Factor Retention Using Machine Learning With Ordinal Data

David Goretzko; Markus Bühner

doi:10.1177/01466216221089345

Factor Retention Using Machine Learning With Ordinal Data

Appl Psychol Meas. 2022 Jul;46(5):406-421. doi: 10.1177/01466216221089345. Epub 2022 May 4.

Authors

David Goretzko¹, Markus Bühner¹

Affiliation

¹ LMU Munich, Munchen, Germany.

Abstract

Determining the number of factors in exploratory factor analysis is probably the most crucial decision when conducting the analysis as it clearly influences the meaningfulness of the results (i.e., factorial validity). A new method called the Factor Forest that combines data simulation and machine learning has been developed recently. This method based on simulated data reached very high accuracy for multivariate normal data, but it has not yet been tested with ordinal data. Hence, in this simulation study, we evaluated the Factor Forest with ordinal data based on different numbers of categories (2-6 categories) and compared it to common factor retention criteria. It showed higher overall accuracy for all types of ordinal data than all common factor retention criteria that were used for comparison (Parallel Analysis, Comparison Data, the Empirical Kaiser Criterion and the Kaiser Guttman Rule).
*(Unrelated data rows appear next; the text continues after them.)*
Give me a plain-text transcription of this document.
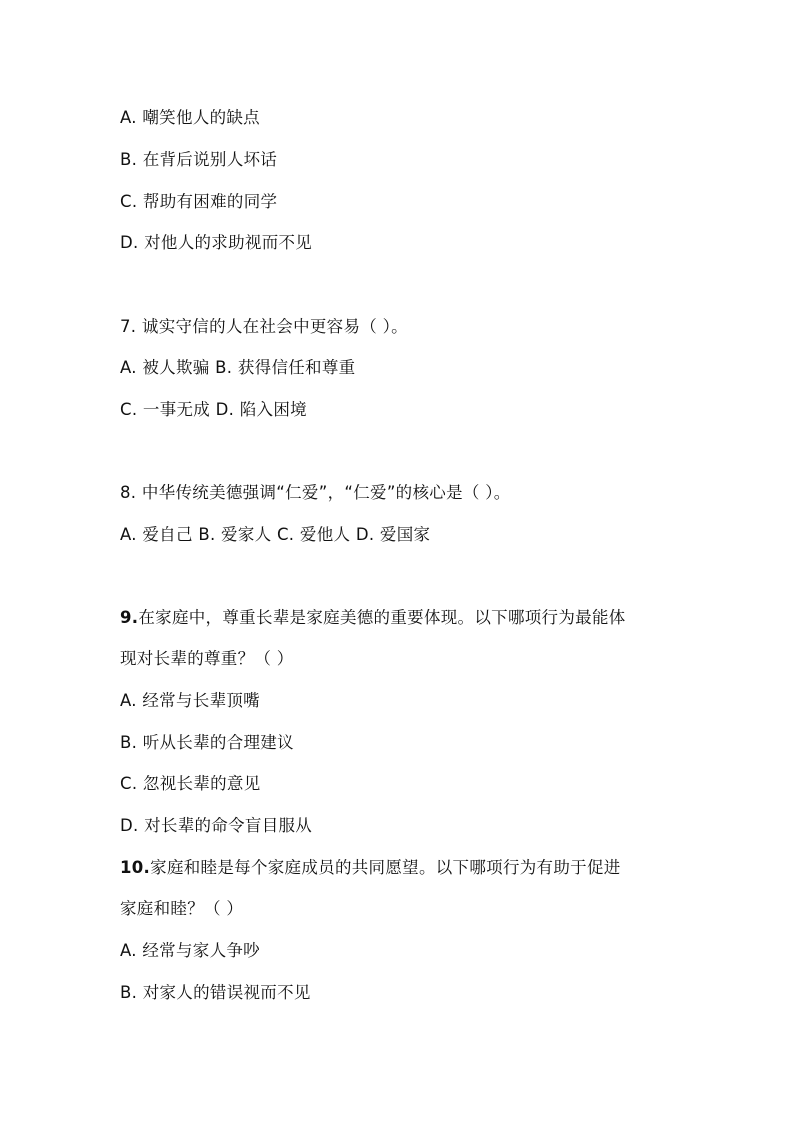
A. 嘲笑他人的缺点
B. 在背后说别人坏话
C. 帮助有困难的同学
D. 对他人的求助视而不见
7. 诚实守信的人在社会中更容易（ ）。
A. 被人欺骗 B. 获得信任和尊重
C. 一事无成 D. 陷入困境
8. 中华传统美德强调“仁爱”，“仁爱”的核心是（ ）。
A. 爱自己 B. 爱家人 C. 爱他人 D. 爱国家
9.在家庭中，尊重长辈是家庭美德的重要体现。以下哪项行为最能体
现对长辈的尊重？（ ）
A. 经常与长辈顶嘴
B. 听从长辈的合理建议
C. 忽视长辈的意见
D. 对长辈的命令盲目服从
10.家庭和睦是每个家庭成员的共同愿望。以下哪项行为有助于促进
家庭和睦？（ ）
A. 经常与家人争吵
B. 对家人的错误视而不见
The results indicate that the Factor Forest is applicable to ordinal data with at least five categories (typical scale in questionnaire research) in the majority of conditions and to binary or ordinal data based on items with less categories when the sample size is large.

Keywords: exploratory factor analysis; factor retention; factorial validity; machine learning; number of factors; ordinal data.